A firefighters lift is not primarily provided to evacuate persons who require assistance in evacuation
A firefighters lift is not primarily provided to evacuate persons who require assistance in evacuation, nor is this the responsibility of the FRS. It is the responsibility of the Responsible Person under the Regulatory Reform (Fire Safety) Oder 2005 (acknowledging devolved UK administrations may differ), and should be recorded in their fire risk assessment. However, if the incident in question, acknowledging every operational incident will be different, allows for the firefighters lift to be used for evacuation under the direction of the FRS who must remain in control at all times, where prior consultation with the FRS has taken place, this may be appropriate. However, if the lift is then needed operationally by the FRS its use as an evacuation aid will be removed.
Standard under development
Currently in development is BS EN 81-76 Safety rules for the construction and installation of lifts - Particular applications for passengers and goods passenger lifts. - Part 76: Evacuation of persons with disabilities using lifts, with all comments from members states currently being considered by the overseeing European working group. Given the rules surrounding drafting, comments, resolution and publishing etc., it is unlikely this will be published before well into 2023. It is anticipated that the sizing, capacity and number of evacuation lifts required will need to be considered in each individual building’s strategy, including fire, as it is not possible to set prescriptive rules in a standard given the needs will be dictated by the proposed, and reasonably foreseeable, occupancy of every premises.

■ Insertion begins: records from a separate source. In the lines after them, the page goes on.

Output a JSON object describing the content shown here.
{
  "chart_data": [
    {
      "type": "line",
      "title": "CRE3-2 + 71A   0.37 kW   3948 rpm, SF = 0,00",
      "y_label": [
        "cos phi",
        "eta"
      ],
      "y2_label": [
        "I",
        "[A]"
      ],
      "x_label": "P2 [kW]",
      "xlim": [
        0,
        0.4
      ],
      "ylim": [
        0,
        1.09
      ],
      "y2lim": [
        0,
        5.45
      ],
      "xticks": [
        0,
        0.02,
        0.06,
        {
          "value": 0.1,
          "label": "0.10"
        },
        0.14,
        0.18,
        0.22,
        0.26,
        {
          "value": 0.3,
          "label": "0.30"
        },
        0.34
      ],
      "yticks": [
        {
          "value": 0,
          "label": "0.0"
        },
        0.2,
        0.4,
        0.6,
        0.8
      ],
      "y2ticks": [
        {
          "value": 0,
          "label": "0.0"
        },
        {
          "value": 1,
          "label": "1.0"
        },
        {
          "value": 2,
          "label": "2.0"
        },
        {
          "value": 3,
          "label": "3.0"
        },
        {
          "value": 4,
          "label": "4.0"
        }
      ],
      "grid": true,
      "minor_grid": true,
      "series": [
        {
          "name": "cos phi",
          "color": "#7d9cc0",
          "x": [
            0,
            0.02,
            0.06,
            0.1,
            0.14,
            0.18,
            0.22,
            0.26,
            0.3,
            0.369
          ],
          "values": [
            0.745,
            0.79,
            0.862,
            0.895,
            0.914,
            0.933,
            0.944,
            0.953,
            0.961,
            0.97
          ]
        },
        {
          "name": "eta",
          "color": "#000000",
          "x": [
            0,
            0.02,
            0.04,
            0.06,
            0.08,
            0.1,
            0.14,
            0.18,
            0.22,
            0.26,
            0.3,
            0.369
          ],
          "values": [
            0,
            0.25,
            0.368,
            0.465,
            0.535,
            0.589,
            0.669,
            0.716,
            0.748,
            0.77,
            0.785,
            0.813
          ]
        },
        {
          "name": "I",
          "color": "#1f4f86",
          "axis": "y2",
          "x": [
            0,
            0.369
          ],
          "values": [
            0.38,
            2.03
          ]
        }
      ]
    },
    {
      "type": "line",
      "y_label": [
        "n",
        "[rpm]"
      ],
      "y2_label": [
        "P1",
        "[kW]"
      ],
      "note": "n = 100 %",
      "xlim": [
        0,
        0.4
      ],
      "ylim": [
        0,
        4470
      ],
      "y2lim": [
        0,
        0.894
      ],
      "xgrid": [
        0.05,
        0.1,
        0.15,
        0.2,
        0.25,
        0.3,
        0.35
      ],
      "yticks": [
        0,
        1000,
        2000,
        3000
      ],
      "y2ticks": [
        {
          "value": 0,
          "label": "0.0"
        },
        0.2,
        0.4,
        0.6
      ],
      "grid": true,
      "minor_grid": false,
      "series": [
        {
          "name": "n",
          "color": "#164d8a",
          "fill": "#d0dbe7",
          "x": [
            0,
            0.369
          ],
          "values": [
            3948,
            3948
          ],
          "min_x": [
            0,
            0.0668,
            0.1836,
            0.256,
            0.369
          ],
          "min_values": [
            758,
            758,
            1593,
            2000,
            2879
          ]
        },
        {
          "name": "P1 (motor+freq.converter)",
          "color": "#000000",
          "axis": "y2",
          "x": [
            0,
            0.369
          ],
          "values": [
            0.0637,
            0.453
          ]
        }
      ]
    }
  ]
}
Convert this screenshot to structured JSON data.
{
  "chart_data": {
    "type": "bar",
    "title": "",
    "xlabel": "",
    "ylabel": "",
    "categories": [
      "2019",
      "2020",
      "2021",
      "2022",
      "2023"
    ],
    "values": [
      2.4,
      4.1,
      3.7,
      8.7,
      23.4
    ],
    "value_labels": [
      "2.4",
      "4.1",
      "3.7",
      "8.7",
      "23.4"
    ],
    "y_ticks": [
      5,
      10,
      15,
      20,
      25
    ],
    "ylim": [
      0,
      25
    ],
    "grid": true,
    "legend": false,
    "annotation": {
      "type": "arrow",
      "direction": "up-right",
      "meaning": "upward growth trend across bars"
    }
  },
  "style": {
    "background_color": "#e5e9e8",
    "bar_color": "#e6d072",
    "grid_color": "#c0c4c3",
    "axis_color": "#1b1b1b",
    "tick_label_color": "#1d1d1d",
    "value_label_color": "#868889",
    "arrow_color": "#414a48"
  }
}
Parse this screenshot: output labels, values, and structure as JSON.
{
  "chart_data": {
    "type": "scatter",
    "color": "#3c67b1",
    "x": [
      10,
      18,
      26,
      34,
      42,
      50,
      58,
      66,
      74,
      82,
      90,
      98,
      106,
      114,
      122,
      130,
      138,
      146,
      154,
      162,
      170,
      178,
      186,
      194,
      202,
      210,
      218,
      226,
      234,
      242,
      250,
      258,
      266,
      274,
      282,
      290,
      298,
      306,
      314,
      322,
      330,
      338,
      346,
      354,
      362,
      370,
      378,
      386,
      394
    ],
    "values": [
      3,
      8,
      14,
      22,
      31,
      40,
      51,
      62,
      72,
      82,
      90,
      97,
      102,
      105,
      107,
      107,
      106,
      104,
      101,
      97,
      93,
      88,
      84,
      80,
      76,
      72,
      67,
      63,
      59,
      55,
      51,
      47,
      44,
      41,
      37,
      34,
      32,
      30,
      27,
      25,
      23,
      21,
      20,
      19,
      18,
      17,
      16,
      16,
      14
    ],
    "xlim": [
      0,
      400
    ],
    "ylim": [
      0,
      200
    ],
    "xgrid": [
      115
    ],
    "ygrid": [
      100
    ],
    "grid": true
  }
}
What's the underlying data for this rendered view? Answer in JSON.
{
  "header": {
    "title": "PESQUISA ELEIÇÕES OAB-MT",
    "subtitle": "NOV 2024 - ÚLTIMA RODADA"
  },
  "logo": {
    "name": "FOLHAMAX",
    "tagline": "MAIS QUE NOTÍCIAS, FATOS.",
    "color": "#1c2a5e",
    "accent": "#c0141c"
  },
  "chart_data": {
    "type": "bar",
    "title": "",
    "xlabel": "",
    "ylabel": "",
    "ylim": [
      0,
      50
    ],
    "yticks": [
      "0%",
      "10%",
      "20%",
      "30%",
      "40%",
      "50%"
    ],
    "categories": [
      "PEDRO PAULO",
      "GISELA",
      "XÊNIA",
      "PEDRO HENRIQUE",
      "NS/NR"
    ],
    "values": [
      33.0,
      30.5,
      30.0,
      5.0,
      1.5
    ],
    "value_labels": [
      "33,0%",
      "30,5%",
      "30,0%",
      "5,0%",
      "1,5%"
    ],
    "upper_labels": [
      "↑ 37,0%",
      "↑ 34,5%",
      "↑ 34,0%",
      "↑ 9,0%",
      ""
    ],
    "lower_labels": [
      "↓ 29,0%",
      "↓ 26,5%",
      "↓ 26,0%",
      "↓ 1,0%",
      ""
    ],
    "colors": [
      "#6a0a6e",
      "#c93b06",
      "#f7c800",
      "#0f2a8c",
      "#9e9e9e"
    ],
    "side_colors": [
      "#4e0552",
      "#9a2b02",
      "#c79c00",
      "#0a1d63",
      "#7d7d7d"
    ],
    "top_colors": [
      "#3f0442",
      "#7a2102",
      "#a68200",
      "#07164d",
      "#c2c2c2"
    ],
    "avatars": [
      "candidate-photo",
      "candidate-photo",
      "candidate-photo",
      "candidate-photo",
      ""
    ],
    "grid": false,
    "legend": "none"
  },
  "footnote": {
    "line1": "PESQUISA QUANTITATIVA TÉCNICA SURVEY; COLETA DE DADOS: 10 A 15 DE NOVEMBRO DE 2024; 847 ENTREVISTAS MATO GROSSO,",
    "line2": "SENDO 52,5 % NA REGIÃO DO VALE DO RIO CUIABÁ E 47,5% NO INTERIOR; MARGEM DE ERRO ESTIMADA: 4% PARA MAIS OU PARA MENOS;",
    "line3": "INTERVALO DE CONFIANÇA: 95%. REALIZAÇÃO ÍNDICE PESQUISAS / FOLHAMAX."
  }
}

It is also acknowledged the current version BS EN 81-72:2020 Safety rules for the construction and installation of lifts. Particular applications for passenger and goods passenger lifts. Firefighters lifts, has a minimum sizing and capacity for a firefighters lift. This is not the recommended size but is seen by many as the default. When the current version undergoes a review, there will be an opportunity for everyone to pass comment on any existing text or proposed changes, which may include the need to consider current firefighting practices and equipment to ensure the provisions remain fit for purpose. An interesting paper and presentation on the development of this standard, Challenges to Drafting a Standard for the Evacuation of Disabled People Using Lifts, was given at the Lift and Escalator Symposium in 2022.
Number of lifts
The Expert Panel also agree there is an issue regarding Design Teams not adequately considering the number of lifts needed. While the reporter doesn't appear to be indicating whether the type of building they are referring to is commercial or residential, as each would come with different challenges, the Panel support the inference that evacuation of mobility impaired occupants is currently poorly accounted for within the design development stage. More should be done to practically support the Responsible Person in fulfilling their duties once the building becomes occupied. This concept of refuges and assisted egress is changing very rapidly, at least in London. The London Plan, policy D5, requires at least one evacuation lift at each core in addition to any firefighters lift, and the quantity should be justified by the number of people who may need to use them, as the reporter suggests.